Jimin se lève, attrape son ami qui virevolte en lançant des insanités à propos d'un vieux bedonnant sans aucun goût, lui plaque les bras le long du corps, le serre contre lui.
Taehyung, surpris, ne bouge plus. Tout juste ose-t-il respirer.
— Mon ourson à la guimauve à moi. C'est Danielle, c'est ça ? Encore une crise de jalousie épique ? Bien sûr que tu peux venir dormir à la maison.
Taehyung le regarde comme s'il venait de lui annoncer que les éléphants auraient désormais une deuxième trompe.
— Bah quoi ? s'impatiente Jimin.
La bouche de Taehyung s'étire en un immense sourire carré. Et le voilà qui virevolte à nouveau en produisant des sons qui doivent être des mots.
"Dling, dling"
Jungkook passe la porte sous le bras de l'acteur. Ils apportent avec eux une odeur de baguette toute chaude. Ils restent médusés, dans l'entrée.
— Qu'est-ce qu'il dit ? demande Jungkook à Jin.
Jin hausse les épaules.
— Pfft ! Aucune idée. Il a pété une durite. Faut dire qu'on ne laisse pas Lautréamont entre toutes les mains.
Jungkook regarde Jin comme si, lui aussi, venait d'être touché par la folie qui habite Taehyung. Comme cette hystérie collective qu'il a vu dans un documentaire, où des gens, en France, au Moyen âge, s'étaient mis à danser sans plus s'arrêter jusqu'à ce que mort s'en suive. Il ouvre des yeux ronds suppliants à l'attention de Jimin.
— JE VAIS ÊTRE PAPA ! beugle Taehyung en grimpant sur le marche pieds.
— Et voilà qu'il nous refait Le Cercle des poètes disparus, commente Jin, peu impressionné.
— PAPA ? s'exclament soudainement les trois hommes en chœur.
Taehyung s'accroupit, prend sa tête entre ses mains. Il mime parfaitement la folie, se dit Jimin.
— C'est une bonne nouvelle, ça ? ose murmurer d'une toute toute petite voix Jungkook.
Et voilà Taehyung reparti dans sa danse folle.
— Oui, mais moi, je ne sais pas comment on devient papa ! Et s'il ne m'aimait pas, ce bébé ? Et si je ne l'aimais pas et que je le trouvais affreusement laid ? Et si Danielle mettait au monde un autre Jean-Baptiste Grenouille ?

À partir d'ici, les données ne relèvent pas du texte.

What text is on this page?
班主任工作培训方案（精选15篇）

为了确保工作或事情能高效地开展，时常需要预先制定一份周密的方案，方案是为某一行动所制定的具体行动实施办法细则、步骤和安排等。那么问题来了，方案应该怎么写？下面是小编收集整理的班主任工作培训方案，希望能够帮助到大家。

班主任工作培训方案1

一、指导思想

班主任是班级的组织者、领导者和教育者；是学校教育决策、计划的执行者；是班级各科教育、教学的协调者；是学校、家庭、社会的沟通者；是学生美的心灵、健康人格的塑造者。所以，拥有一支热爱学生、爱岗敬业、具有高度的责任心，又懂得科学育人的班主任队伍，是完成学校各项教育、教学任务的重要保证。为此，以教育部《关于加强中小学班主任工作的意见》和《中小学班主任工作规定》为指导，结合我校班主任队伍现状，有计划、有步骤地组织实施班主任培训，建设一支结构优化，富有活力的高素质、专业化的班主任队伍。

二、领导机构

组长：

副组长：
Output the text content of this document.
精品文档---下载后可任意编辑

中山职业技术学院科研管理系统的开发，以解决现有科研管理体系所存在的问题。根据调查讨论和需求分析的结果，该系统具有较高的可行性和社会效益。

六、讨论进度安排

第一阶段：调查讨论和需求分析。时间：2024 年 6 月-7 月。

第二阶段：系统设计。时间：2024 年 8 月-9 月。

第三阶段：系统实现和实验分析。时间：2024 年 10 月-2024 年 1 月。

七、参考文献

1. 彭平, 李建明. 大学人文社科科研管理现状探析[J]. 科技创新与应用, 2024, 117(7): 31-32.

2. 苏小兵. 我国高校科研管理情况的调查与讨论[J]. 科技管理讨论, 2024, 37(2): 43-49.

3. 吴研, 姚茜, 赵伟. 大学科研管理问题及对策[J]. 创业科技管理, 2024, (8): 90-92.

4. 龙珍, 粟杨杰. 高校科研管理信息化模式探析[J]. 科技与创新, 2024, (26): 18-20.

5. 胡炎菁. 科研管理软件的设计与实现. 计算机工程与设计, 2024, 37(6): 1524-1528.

Jimin éclate de rire et il pleure en même temps. Taehyung a toujours rêvé d'être père. Danielle n'est pas la plus sympathique des personnes qu'il n'ait jamais rencontrées mais elle est aimante avec Taehyung, et Taehyung est heureux avec elle. Ils feront de bons parents... excentriques, certes... mais de bons parents.
— Et bien, vous l'appellerez Gaeguri. Kim Gaeguri* et puis voilà ! lance Jin avec emphase. Rien de plus simple.
Le reste de la journée de Jimin s'écoule entre les phases d'abattement et d'euphorie de Taehyung.
Il essuie une colère homérique quand il lui annonce que, finalement, non, ce soir, Taehyung rentrera chez lui pour fêter comme il se doit la bonne nouvelle.
Taehyung a peur. Taehyung veut Jimin à ses côtés.
Jimin hésite à lui dire que lui aussi a peur. Que quelque chose de nouveau et de beau grandit en lui. Mais aujourd'hui n'est pas son jour. Demain, peut-être.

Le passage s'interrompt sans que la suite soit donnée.